Influencing someone to change their beliefs, attitudes or habits is clearly valued very highly in other venues than the medical office visit. But in my work, all that is required of me is that I click the box that pops a sentence in my office note that I spent a certain number if minutes educating my patient on the dangers of smoking.
Probably the most rewarding aspect of primary care, for me, is being able to help a patient see something in their life in a new light, and to watch them resolve to change their ways for better health. That may seem vague, but compare that to a business gaining a customer for life, or a political movement gaining a convert. Such things are no small feats.
In my opinion, EHRs and the whole quality quest in medicine are paralyzing, disillusioning and dumbing down our profession: Click the box that says you did it; run the blood test once a year—nobody cares if the numbers get better or not; do the perfunctory screenings just because they’re required; accept that there is no time left to get close to your patient. And move on, just get through your day, because nobody understands what it is you could really do to help that individual.
I believe it is possible to move EHRs and quality measurements to higher levels. EHRs are in many ways collections of self reported sillywork. They could extract the percentage of patients who quit smoking on my watch, which would be worth more than if I remembered to check off that I counseled them. Of course, people are people, and far from every smoker will quit. But if in one practice, one town, one doctor’s patients are quitting at a higher rate than another’s, that is more likely to reflect our ability to influence health habits than counting check marks ever could.

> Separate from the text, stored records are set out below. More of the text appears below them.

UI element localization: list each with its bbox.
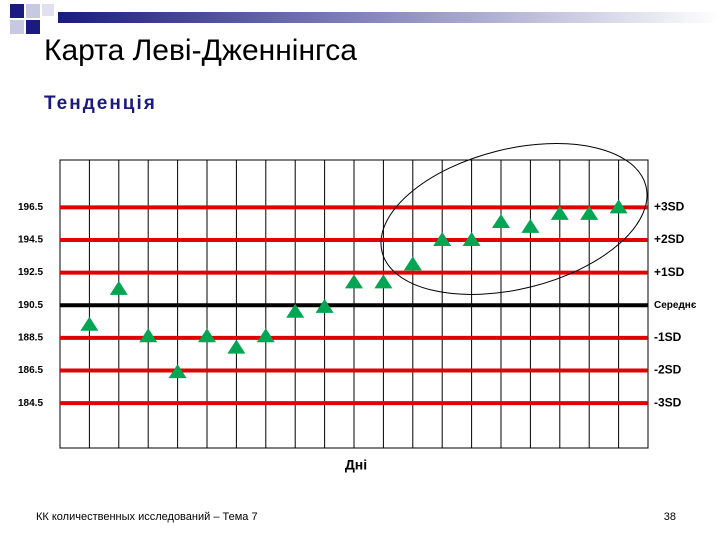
subtitle: Тенденція [44,93,157,114]
triangle-marker [256,328,275,343]
line-label: -2SD [654,363,682,377]
line-label: +1SD [654,265,685,279]
y-tick-label: 190.5 [18,300,43,311]
triangle-marker [374,274,393,289]
y-tick-label: 186.5 [18,365,43,376]
triangle-marker [580,205,599,220]
y-tick-label: 196.5 [18,202,43,213]
line-label: +2SD [654,232,685,246]
triangle-marker [198,328,216,343]
page-number: 38 [664,511,676,523]
deco-square [26,4,40,18]
deco-square [10,4,24,18]
x-axis-label: Дні [345,457,367,473]
y-tick-label: 188.5 [18,332,43,343]
triangle-marker [168,364,187,379]
y-tick-label: 184.5 [18,398,43,409]
deco-square [26,20,40,34]
footer: КК количественных исследований – Тема 7 [36,511,258,523]
header-bar [58,12,720,23]
line-label: Середнє [654,300,697,311]
deco-square [42,4,54,16]
deco-square [10,20,24,34]
triangle-marker [109,280,128,295]
y-tick-label: 192.5 [18,267,43,278]
triangle-marker [550,205,569,220]
line-label: -1SD [654,330,682,344]
triangle-marker [403,256,422,271]
trend-ellipse [380,143,648,295]
triangle-marker [315,298,334,313]
triangle-marker [609,199,628,214]
triangle-marker [462,231,481,246]
slide-title: Карта Леві-Дженнінгса [44,34,357,67]
triangle-marker [521,218,540,233]
triangle-marker [80,316,99,331]
triangle-marker [139,328,158,343]
triangle-marker [227,339,246,354]
triangle-marker [433,231,452,246]
line-label: -3SD [654,395,682,409]
triangle-marker [286,303,305,318]
y-tick-label: 194.5 [18,235,43,246]
line-label: +3SD [654,199,685,213]
triangle-marker [345,274,363,289]
triangle-marker [492,214,510,229]
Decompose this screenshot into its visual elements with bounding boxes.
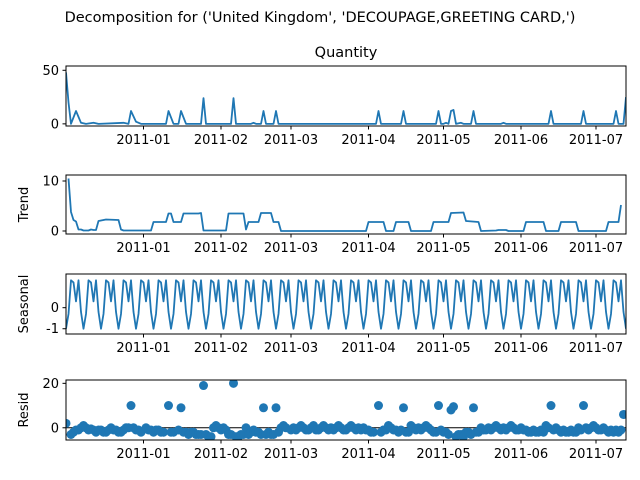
resid-xtick-label: 2011-04 [341,447,395,462]
seasonal-ylabel: Seasonal [17,275,32,334]
observed-xtick-label: 2011-03 [264,133,318,148]
seasonal-series-line [66,279,626,330]
resid-point [546,401,556,411]
observed-axes-frame [65,65,627,127]
chart-title: Decomposition for ('United Kingdom', 'DE… [65,10,576,26]
observed-xtick-label: 2011-06 [494,133,548,148]
resid-point [434,401,443,411]
trend-ytick-label: 10 [42,175,59,190]
observed-ytick-label: 50 [42,64,59,79]
resid-xtick-label: 2011-06 [494,447,548,462]
trend-xtick-label: 2011-02 [194,241,248,256]
resid-ytick-label: 0 [51,421,59,436]
seasonal-xtick-label: 2011-02 [194,341,248,356]
trend-xtick-label: 2011-06 [494,241,548,256]
observed-title: Quantity [315,45,378,61]
resid-point [369,427,378,437]
trend-plot-area [67,178,622,232]
panel-trend: 0 10 2011-01 2011-02 2011-03 2011-04 2011-05 20… [17,174,627,256]
trend-axes-frame [65,174,627,235]
resid-point [259,403,268,413]
resid-ylabel: Resid [17,392,32,427]
seasonal-xtick-label: 2011-05 [416,341,470,356]
resid-axes-frame [65,379,627,441]
trend-ytick-label: 0 [51,225,59,240]
resid-point [399,403,408,413]
trend-xtick-label: 2011-04 [341,241,395,256]
observed-ytick-label: 0 [51,117,59,132]
resid-xtick-label: 2011-01 [116,447,170,462]
trend-series-line [67,178,622,232]
panel-observed: 0 50 2011-01 2011-02 2011-03 2011-04 2011-05 20… [42,45,627,148]
resid-point [579,401,588,411]
resid-point [66,418,71,428]
resid-xtick-label: 2011-02 [194,447,248,462]
seasonal-xtick-label: 2011-01 [116,341,170,356]
observed-xtick-label: 2011-01 [116,133,170,148]
resid-point [444,429,453,439]
seasonal-ytick-label: 0 [51,301,59,316]
seasonal-xtick-label: 2011-03 [264,341,318,356]
seasonal-plot-area [66,279,626,330]
resid-xtick-label: 2011-03 [264,447,318,462]
resid-point [176,403,186,413]
observed-xtick-label: 2011-05 [416,133,470,148]
resid-xtick-label: 2011-05 [416,447,470,462]
observed-plot-area [66,72,626,125]
resid-point [449,402,458,412]
seasonal-ytick-label: -1 [46,322,59,337]
resid-point [619,409,626,419]
resid-point [229,380,238,388]
resid-point [199,381,208,391]
resid-point [164,401,173,411]
resid-point [126,401,136,411]
seasonal-xtick-label: 2011-04 [341,341,395,356]
observed-series-line [66,72,626,125]
seasonal-xtick-label: 2011-06 [494,341,548,356]
seasonal-axes-frame [65,273,627,335]
trend-xtick-label: 2011-05 [416,241,470,256]
panel-seasonal: -1 0 2011-01 2011-02 2011-03 2011-04 2011-05 20… [17,273,627,356]
seasonal-xtick-label: 2011-07 [569,341,623,356]
trend-xtick-label: 2011-07 [569,241,623,256]
panel-resid: 0 20 2011-01 2011-02 2011-03 2011-04 2011-05 20… [17,377,627,462]
resid-point [206,432,216,440]
observed-xtick-label: 2011-07 [569,133,623,148]
resid-plot-area [66,380,626,440]
resid-point [159,427,168,437]
trend-ylabel: Trend [17,187,32,224]
trend-xtick-label: 2011-03 [264,241,318,256]
resid-xtick-label: 2011-07 [569,447,623,462]
resid-point [616,425,626,435]
trend-xtick-label: 2011-01 [116,241,170,256]
observed-xtick-label: 2011-04 [341,133,395,148]
resid-point [271,403,281,413]
resid-point [374,401,383,411]
resid-point [469,403,478,413]
resid-ytick-label: 20 [42,377,59,392]
observed-xtick-label: 2011-02 [194,133,248,148]
panels: 0 50 2011-01 2011-02 2011-03 2011-04 2011-05 20… [17,45,627,462]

The problem with our work environment is that all the technology and all the well meaning efforts we are subjected to have, ironically, conspired to distance us from our patients and made us less effective than we could be. Medicine, on the primary care level, is a relationship based endeavor. Our fundamental communication skills—eliciting, explaining and influencing—are at least as important as our book knowledge. We need some space to use them.
Hans Duvefelt is a Swedish-born rural Family Physician in Maine.